Point of View

Future of Obamacare bleak for North Carolinians

July 6, 2014 

  • By the numbers

    $1,384 Expected cost increase of an individual exchange health plan in North Carolina within five years

    $4,131 Cost increase of a family exchange health plan within five years

    224,100 Increase in the uninsured within five years

    Read the study at


North Carolinians need to buckle up. Over the next few months, you’ll learn how much your health insurance premiums will go up for next year. The early evidence isn’t good – the percentage increase could be in the double digits. But that’s nothing compared with what you’ll face in 2017.

In May, I released a comprehensive study showing how the Affordable Care Act – otherwise known as Obamacare – will likely play out in North Carolina over the next few years. The diagnosis isn’t good.

First, the short version. In two years, the ACA’s structural problems will lead to substantial premium increases. Once that happens, North Carolinians will likely leave the insurance market in droves. They’ll have little choice – they won’t be able to afford health insurance because federal subsidies won’t keep up with the rapid price increases. Within a decade, this could swell the ranks of the state’s uninsured by 57 percent.

This isn’t baseless speculation. I reached this conclusion by using a peer-reviewed economic model published in several health journals. It was funded by both private and government sources, including the Department of Health and Human Services, and has been cited by multiple Supreme Court justices in ACA-related rulings.

But why won’t this happen until 2017? Because that’s the year the Affordable Care Act goes into full effect and certain temporary provisions begin to sunset. The changes will affect all plans sold for 2017 and beyond.

Two big changes will occur that year: Insurance companies will no longer have access to ACA’s “re-insurance” and “risk corridor” programs. The first item currently allows insurers to bill the government for the most expensive patients; the second one guarantees that the industry’s losses will be subsidized by you. When these two programs end, the insurance industry won’t have access to taxpayer money.

That leaves North Carolinians to pick up the tab. Without taxpayer money, insurers in the state will increase plan premiums to cover the sudden shortfall. They’ll have no other choice – the other option is to go out of business.

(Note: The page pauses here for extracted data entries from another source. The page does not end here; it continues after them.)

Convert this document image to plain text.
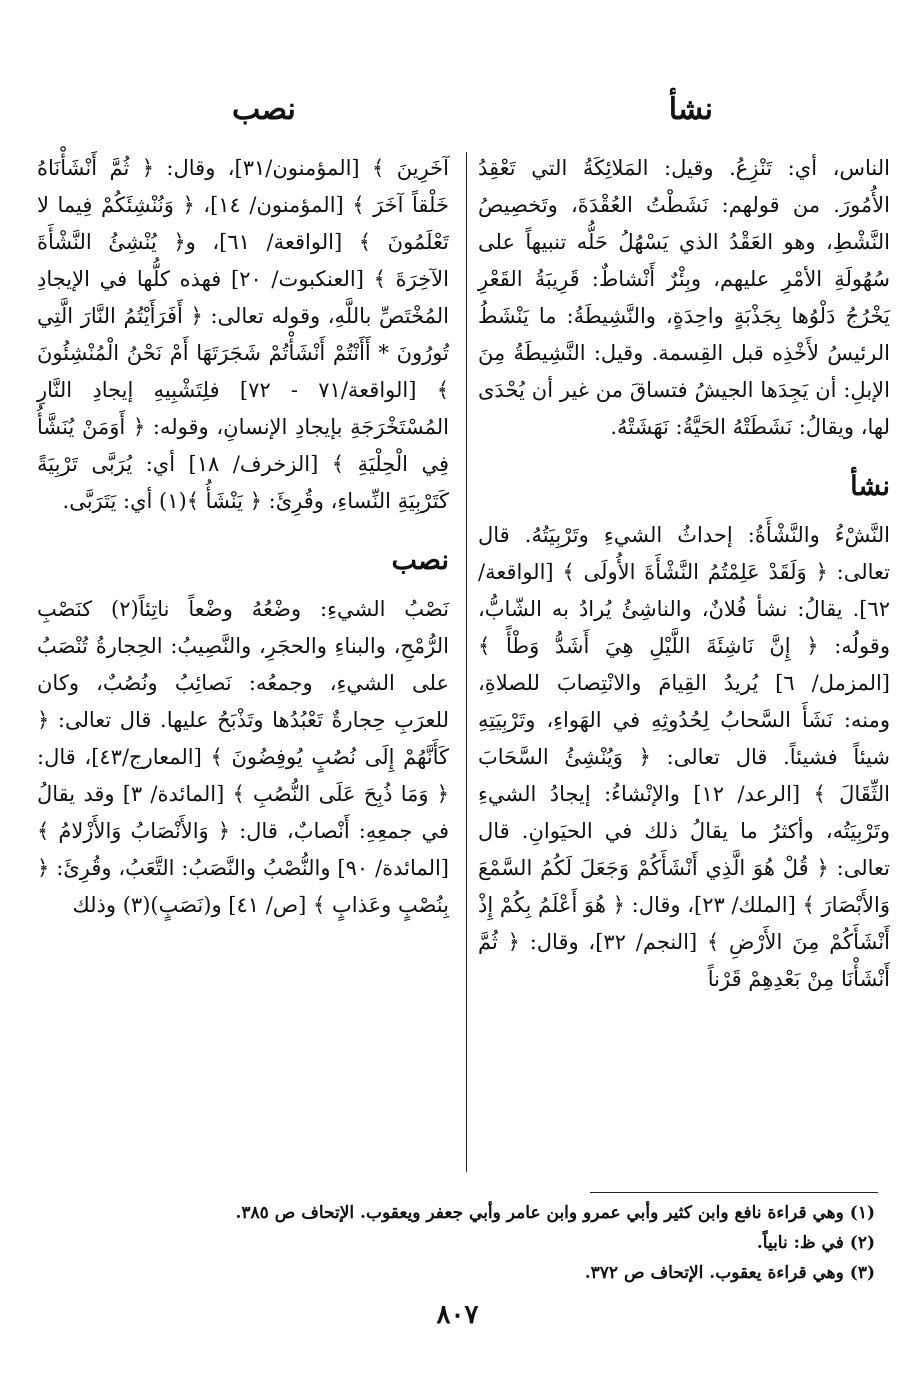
نشأ
نصب

الناس، أي: تَنْزِعُ. وقيل: المَلائِكَةُ التي تَعْقِدُ الأُمُورَ. من قولهم: نَشَطْتُ العُقْدَةَ، وتَخصِيصُ النَّشْطِ، وهو العَقْدُ الذي يَسْهُلُ حَلُّه تنبيهاً على سُهُولَةِ الأمْرِ عليهم، وبِئْرٌ أَنْشاطٌ: قَرِيبَةُ القَعْرِ يَخْرُجُ دَلْوُها بِجَذْبَةٍ واحِدَةٍ، والنَّشِيطَةُ: ما يَنْشَطُ الرئيسُ لأَخْذِه قبل القِسمة. وقيل: النَّشِيطَةُ مِنَ الإبلِ: أن يَجِدَها الجيشُ فتساقَ من غير أن يُحْدَى لها، ويقالُ: نَشَطَتْهُ الحَيَّةُ: نَهَشَتْهُ.

نشأ

النَّشْءُ والنَّشْأَةُ: إحداثُ الشيءِ وتَرْبِيَتُهُ. قال تعالى: ﴿ وَلَقَدْ عَلِمْتُمُ النَّشْأَةَ الأُولَى ﴾ [الواقعة/ ٦٢]. يقالُ: نشأ فُلانٌ، والناشِئُ يُرادُ به الشّابُّ، وقولُه: ﴿ إِنَّ نَاشِئَةَ اللَّيْلِ هِيَ أَشَدُّ وَطْأً ﴾ [المزمل/ ٦] يُريدُ القِيامَ والانْتِصابَ للصلاةِ، ومنه: نَشَأَ السَّحابُ لِحُدُوثِهِ في الهَواءِ، وتَرْبِيَتِهِ شيئاً فشيئاً. قال تعالى: ﴿ وَيُنْشِئُ السَّحَابَ الثِّقَالَ ﴾ [الرعد/ ١٢] والإنْشاءُ: إيجادُ الشيءِ وتَرْبِيَتُه، وأكثرُ ما يقالُ ذلك في الحيَوانِ. قال تعالى: ﴿ قُلْ هُوَ الَّذِي أَنْشَأَكُمْ وَجَعَلَ لَكُمُ السَّمْعَ وَالأَبْصَارَ ﴾ [الملك/ ٢٣]، وقال: ﴿ هُوَ أَعْلَمُ بِكُمْ إِذْ أَنْشَأَكُمْ مِنَ الأَرْضِ ﴾ [النجم/ ٣٢]، وقال: ﴿ ثُمَّ أَنْشَأْنَا مِنْ بَعْدِهِمْ قَرْناً

آخَرِينَ ﴾ [المؤمنون/٣١]، وقال: ﴿ ثُمَّ أَنْشَأْنَاهُ خَلْقاً آخَرَ ﴾ [المؤمنون/ ١٤]، ﴿ وَنُنْشِئَكُمْ فِيما لا تَعْلَمُونَ ﴾ [الواقعة/ ٦١]، و﴿ يُنْشِئُ النَّشْأَةَ الآخِرَةَ ﴾ [العنكبوت/ ٢٠] فهذه كلُّها في الإيجادِ المُخْتَصِّ باللَّهِ، وقوله تعالى: ﴿ أَفَرَأَيْتُمُ النَّارَ الَّتِي تُورُونَ * أَأَنْتُمْ أَنْشَأْتُمْ شَجَرَتَهَا أَمْ نَحْنُ الْمُنْشِئُونَ ﴾ [الواقعة/٧١ - ٧٢] فلِتَشْبِيهِ إيجادِ النَّارِ المُسْتَخْرَجَةِ بإيجادِ الإنسانِ، وقوله: ﴿ أَوَمَنْ يُنَشَّأُ فِي الْحِلْيَةِ ﴾ [الزخرف/ ١٨] أي: يُرَبَّى تَرْبِيَةً كَتَرْبِيَةِ النِّساءِ، وقُرِئَ: ﴿ يَنْشَأُ ﴾(١) أي: يَتَرَبَّى.

نصب

نَصْبُ الشيءِ: وضْعُهُ وضْعاً ناتِئاً(٢) كنَصْبِ الرُّمْحِ، والبناءِ والحجَرِ، والنَّصِيبُ: الحِجارةُ تُنْصَبُ على الشيءِ، وجمعُه: نَصائِبُ ونُصُبٌ، وكان للعرَبِ حِجارةٌ تَعْبُدُها وتَذْبَحُ عليها. قال تعالى: ﴿ كَأَنَّهُمْ إِلَى نُصُبٍ يُوفِضُونَ ﴾ [المعارج/٤٣]، قال: ﴿ وَمَا ذُبِحَ عَلَى النُّصُبِ ﴾ [المائدة/ ٣] وقد يقالُ في جمعِهِ: أَنْصابٌ، قال: ﴿ وَالأَنْصَابُ وَالأَزْلامُ ﴾ [المائدة/ ٩٠] والنُّصْبُ والنَّصَبُ: التَّعَبُ، وقُرِئَ: ﴿ بِنُصْبٍ وعَذابٍ ﴾ [ص/ ٤١] و(نَصَبٍ)(٣) وذلك

(١) وهي قراءة نافع وابن كثير وأبي عمرو وابن عامر وأبي جعفر ويعقوب. الإتحاف ص ٣٨٥.
(٢) في ظ: نابياً.
(٣) وهي قراءة يعقوب. الإتحاف ص ٣٧٢.
٨٠٧
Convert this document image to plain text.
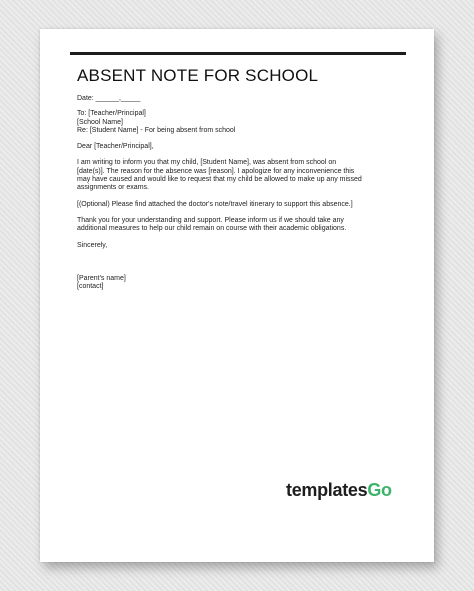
ABSENT NOTE FOR SCHOOL
Date: ______,_____
To: [Teacher/Principal]
[School Name]
Re: [Student Name] - For being absent from school
Dear [Teacher/Principal],
I am writing to inform you that my child, [Student Name], was absent from school on
[date(s)]. The reason for the absence was [reason]. I apologize for any inconvenience this
may have caused and would like to request that my child be allowed to make up any missed
assignments or exams.
[(Optional) Please find attached the doctor's note/travel itinerary to support this absence.]
Thank you for your understanding and support. Please inform us if we should take any
additional measures to help our child remain on course with their academic obligations.
Sincerely,
[Parent's name]
[contact]
templatesGo
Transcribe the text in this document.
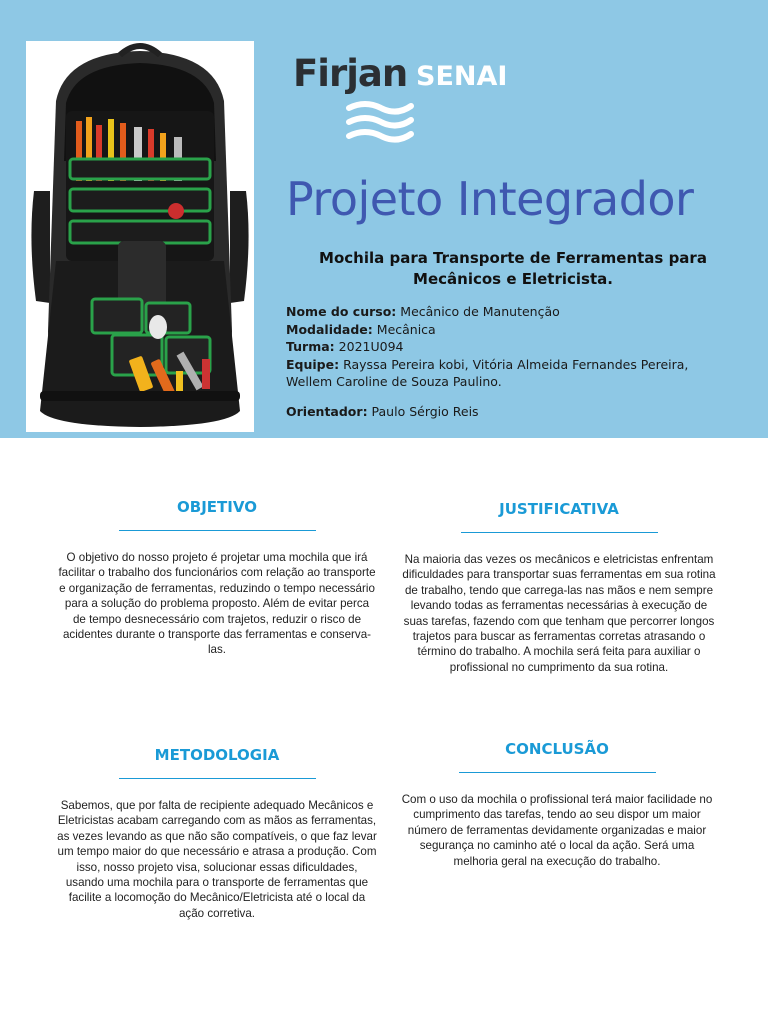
Firjan SENAI
Projeto Integrador
Mochila para Transporte de Ferramentas para Mecânicos e Eletricista.
Nome do curso: Mecânico de Manutenção
Modalidade: Mecânica
Turma: 2021U094
Equipe: Rayssa Pereira kobi, Vitória Almeida Fernandes Pereira, Wellem Caroline de Souza Paulino.
Orientador: Paulo Sérgio Reis
OBJETIVO
O objetivo do nosso projeto é projetar uma mochila que irá facilitar o trabalho dos funcionários com relação ao transporte e organização de ferramentas, reduzindo o tempo necessário para a solução do problema proposto. Além de evitar perca de tempo desnecessário com trajetos, reduzir o risco de acidentes durante o transporte das ferramentas e conserva-las.
JUSTIFICATIVA
Na maioria das vezes os mecânicos e eletricistas enfrentam dificuldades para transportar suas ferramentas em sua rotina de trabalho, tendo que carrega-las nas mãos e nem sempre levando todas as ferramentas necessárias à execução de suas tarefas, fazendo com que tenham que percorrer longos trajetos para buscar as ferramentas corretas atrasando o término do trabalho. A mochila será feita para auxiliar o profissional no cumprimento da sua rotina.
METODOLOGIA
Sabemos, que por falta de recipiente adequado Mecânicos e Eletricistas acabam carregando com as mãos as ferramentas, as vezes levando as que não são compatíveis, o que faz levar um tempo maior do que necessário e atrasa a produção. Com isso, nosso projeto visa, solucionar essas dificuldades, usando uma mochila para o transporte de ferramentas que facilite a locomoção do Mecânico/Eletricista até o local da ação corretiva.
CONCLUSÃO
Com o uso da mochila o profissional terá maior facilidade no cumprimento das tarefas, tendo ao seu dispor um maior número de ferramentas devidamente organizadas e maior segurança no caminho até o local da ação. Será uma melhoria geral na execução do trabalho.
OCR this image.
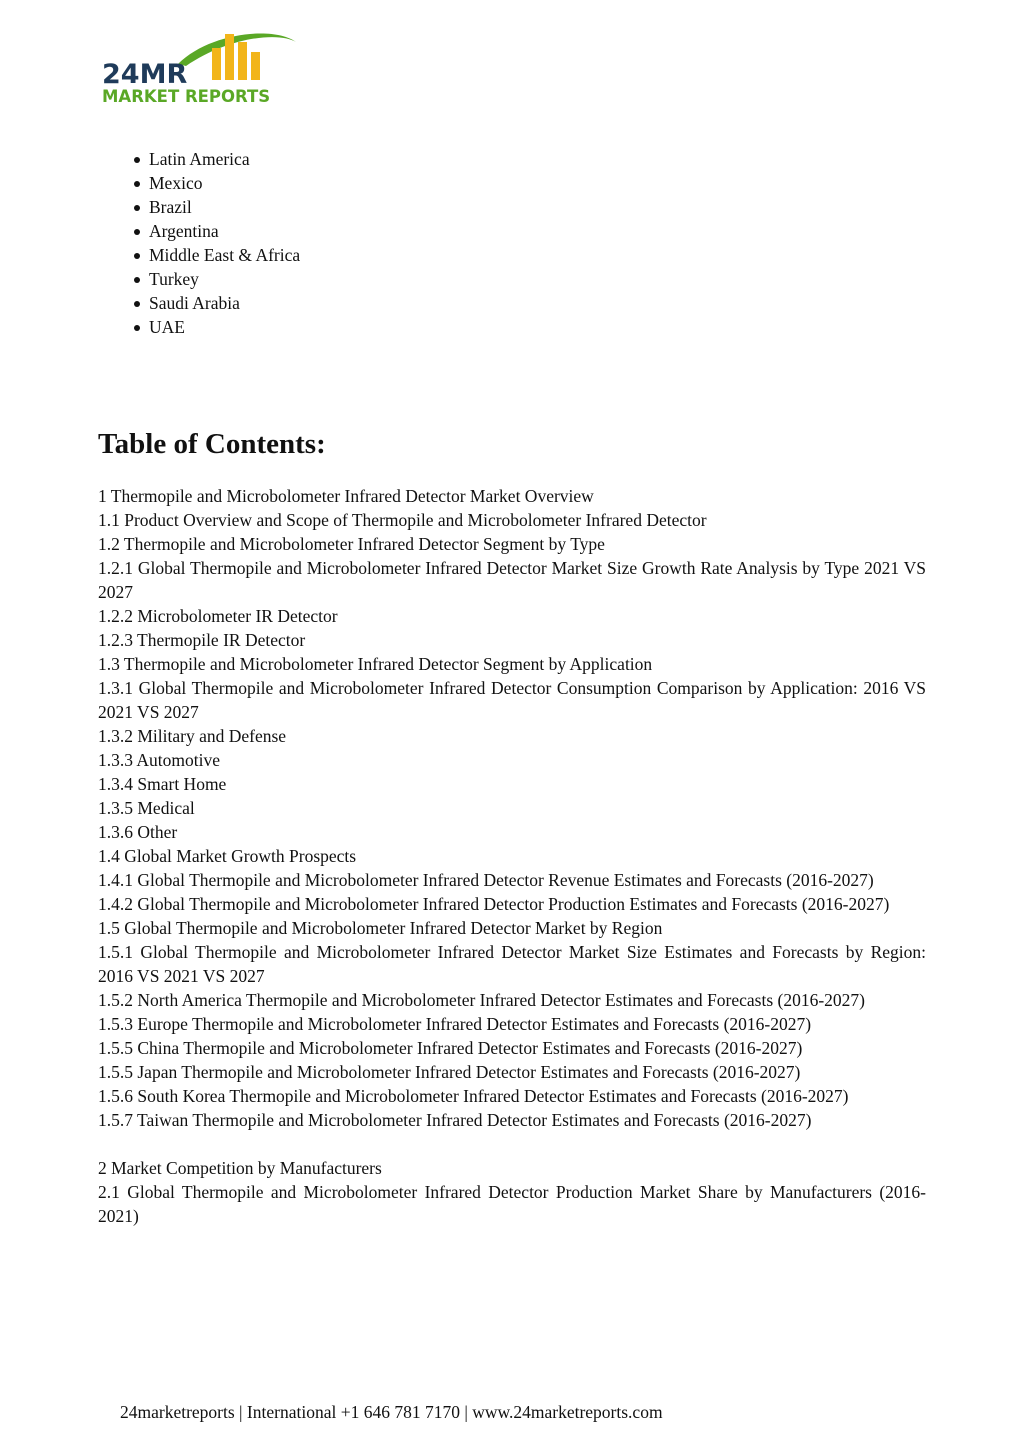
24MR
MARKET REPORTS
Latin America
Mexico
Brazil
Argentina
Middle East & Africa
Turkey
Saudi Arabia
UAE
Table of Contents:
1 Thermopile and Microbolometer Infrared Detector Market Overview
1.1 Product Overview and Scope of Thermopile and Microbolometer Infrared Detector
1.2 Thermopile and Microbolometer Infrared Detector Segment by Type
1.2.1 Global Thermopile and Microbolometer Infrared Detector Market Size Growth Rate Analysis by Type 2021 VS 2027
1.2.2 Microbolometer IR Detector
1.2.3 Thermopile IR Detector
1.3 Thermopile and Microbolometer Infrared Detector Segment by Application
1.3.1 Global Thermopile and Microbolometer Infrared Detector Consumption Comparison by Application: 2016 VS 2021 VS 2027
1.3.2 Military and Defense
1.3.3 Automotive
1.3.4 Smart Home
1.3.5 Medical
1.3.6 Other
1.4 Global Market Growth Prospects
1.4.1 Global Thermopile and Microbolometer Infrared Detector Revenue Estimates and Forecasts (2016-2027)
1.4.2 Global Thermopile and Microbolometer Infrared Detector Production Estimates and Forecasts (2016-2027)
1.5 Global Thermopile and Microbolometer Infrared Detector Market by Region
1.5.1 Global Thermopile and Microbolometer Infrared Detector Market Size Estimates and Forecasts by Region: 2016 VS 2021 VS 2027
1.5.2 North America Thermopile and Microbolometer Infrared Detector Estimates and Forecasts (2016-2027)
1.5.3 Europe Thermopile and Microbolometer Infrared Detector Estimates and Forecasts (2016-2027)
1.5.5 China Thermopile and Microbolometer Infrared Detector Estimates and Forecasts (2016-2027)
1.5.5 Japan Thermopile and Microbolometer Infrared Detector Estimates and Forecasts (2016-2027)
1.5.6 South Korea Thermopile and Microbolometer Infrared Detector Estimates and Forecasts (2016-2027)
1.5.7 Taiwan Thermopile and Microbolometer Infrared Detector Estimates and Forecasts (2016-2027)
2 Market Competition by Manufacturers
2.1 Global Thermopile and Microbolometer Infrared Detector Production Market Share by Manufacturers (2016-2021)
24marketreports | International +1 646 781 7170 | www.24marketreports.com
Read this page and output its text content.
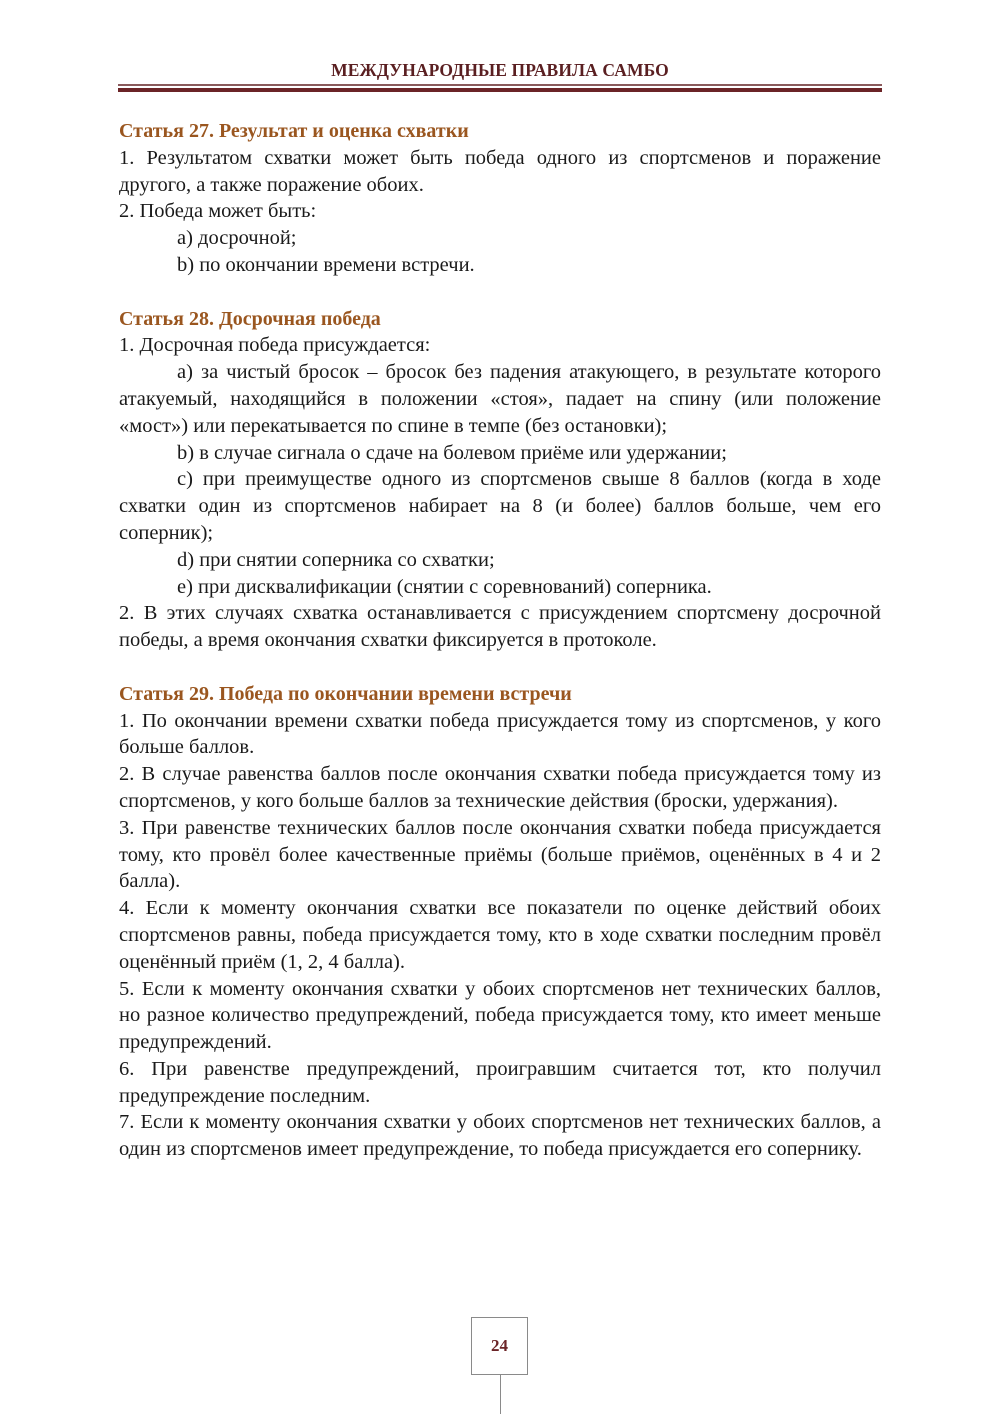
МЕЖДУНАРОДНЫЕ ПРАВИЛА САМБО
Статья 27. Результат и оценка схватки

1. Результатом схватки может быть победа одного из спортсменов и поражение другого, а также поражение обоих.

2. Победа может быть:

a) досрочной;

b) по окончании времени встречи.

Статья 28. Досрочная победа

1. Досрочная победа присуждается:

a) за чистый бросок – бросок без падения атакующего, в результате которого атакуемый, находящийся в положении «стоя», падает на спину (или положение «мост») или перекатывается по спине в темпе (без остановки);

b) в случае сигнала о сдаче на болевом приёме или удержании;

c) при преимуществе одного из спортсменов свыше 8 баллов (когда в ходе схватки один из спортсменов набирает на 8 (и более) баллов больше, чем его соперник);

d) при снятии соперника со схватки;

e) при дисквалификации (снятии с соревнований) соперника.

2. В этих случаях схватка останавливается с присуждением спортсмену досрочной победы, а время окончания схватки фиксируется в протоколе.

Статья 29. Победа по окончании времени встречи

1. По окончании времени схватки победа присуждается тому из спортсменов, у кого больше баллов.

2. В случае равенства баллов после окончания схватки победа присуждается тому из спортсменов, у кого больше баллов за технические действия (броски, удержания).

3. При равенстве технических баллов после окончания схватки победа присуждается тому, кто провёл более качественные приёмы (больше приёмов, оценённых в 4 и 2 балла).

4. Если к моменту окончания схватки все показатели по оценке действий обоих спортсменов равны, победа присуждается тому, кто в ходе схватки последним провёл оценённый приём (1, 2, 4 балла).

5. Если к моменту окончания схватки у обоих спортсменов нет технических баллов, но разное количество предупреждений, победа присуждается тому, кто имеет меньше предупреждений.

6. При равенстве предупреждений, проигравшим считается тот, кто получил предупреждение последним.

7. Если к моменту окончания схватки у обоих спортсменов нет технических баллов, а один из спортсменов имеет предупреждение, то победа присуждается его сопернику.

24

You might not have a choice, either. The data predict that the average 2017 premiums for a bronze family plan in North Carolina may jump from $8,000 to $12,500 – an increase of 55 percent. Undoubtedly, this will be far too expensive for many people. No insurance may be the only financially sound option

This will cause a chain reaction in the insurance market. As people leave the exchanges, insurers will have fewer customers who can shoulder health care costs. Thus, for 2018, they’ll have to raise prices again – which will only cause more people to leave. This cycle could repeat itself indefinitely.

Employer health care coverage won’t stem the losses. After 2016, many businesses will stop offering health insurance because it’s also getting too expensive for them. I estimate that over 300,000 people will lose employer coverage in North Carolina over the next decade.

This rapid turn of events leaves more North Carolinians who need health insurance from the exchanges. Those same exchanges, meanwhile, are hemorrhaging customers because they’re becoming more expensive every year. Stuck in this cycle, many will find the IRS “shared responsibility fee – the tax for not having health insurance – a far cheaper option. My analysis indicates that this could increase the number of uninsured by 57 percent to nearly 1.6 million within a decade.

Think of what this means for the Affordable Care Act. Its architects promised that it would make health care cheaper while providing universal health care. Instead, it will make health care unaffordable for many while leaving more North Carolinians uninsured. This health care cure may be worse than the disease.

Dr. Stephen Parente is a professor of Health Finance, the associate dean of the Carlson School of Management and director of the Medical Industry Leadership Institute at the University of Minnesota.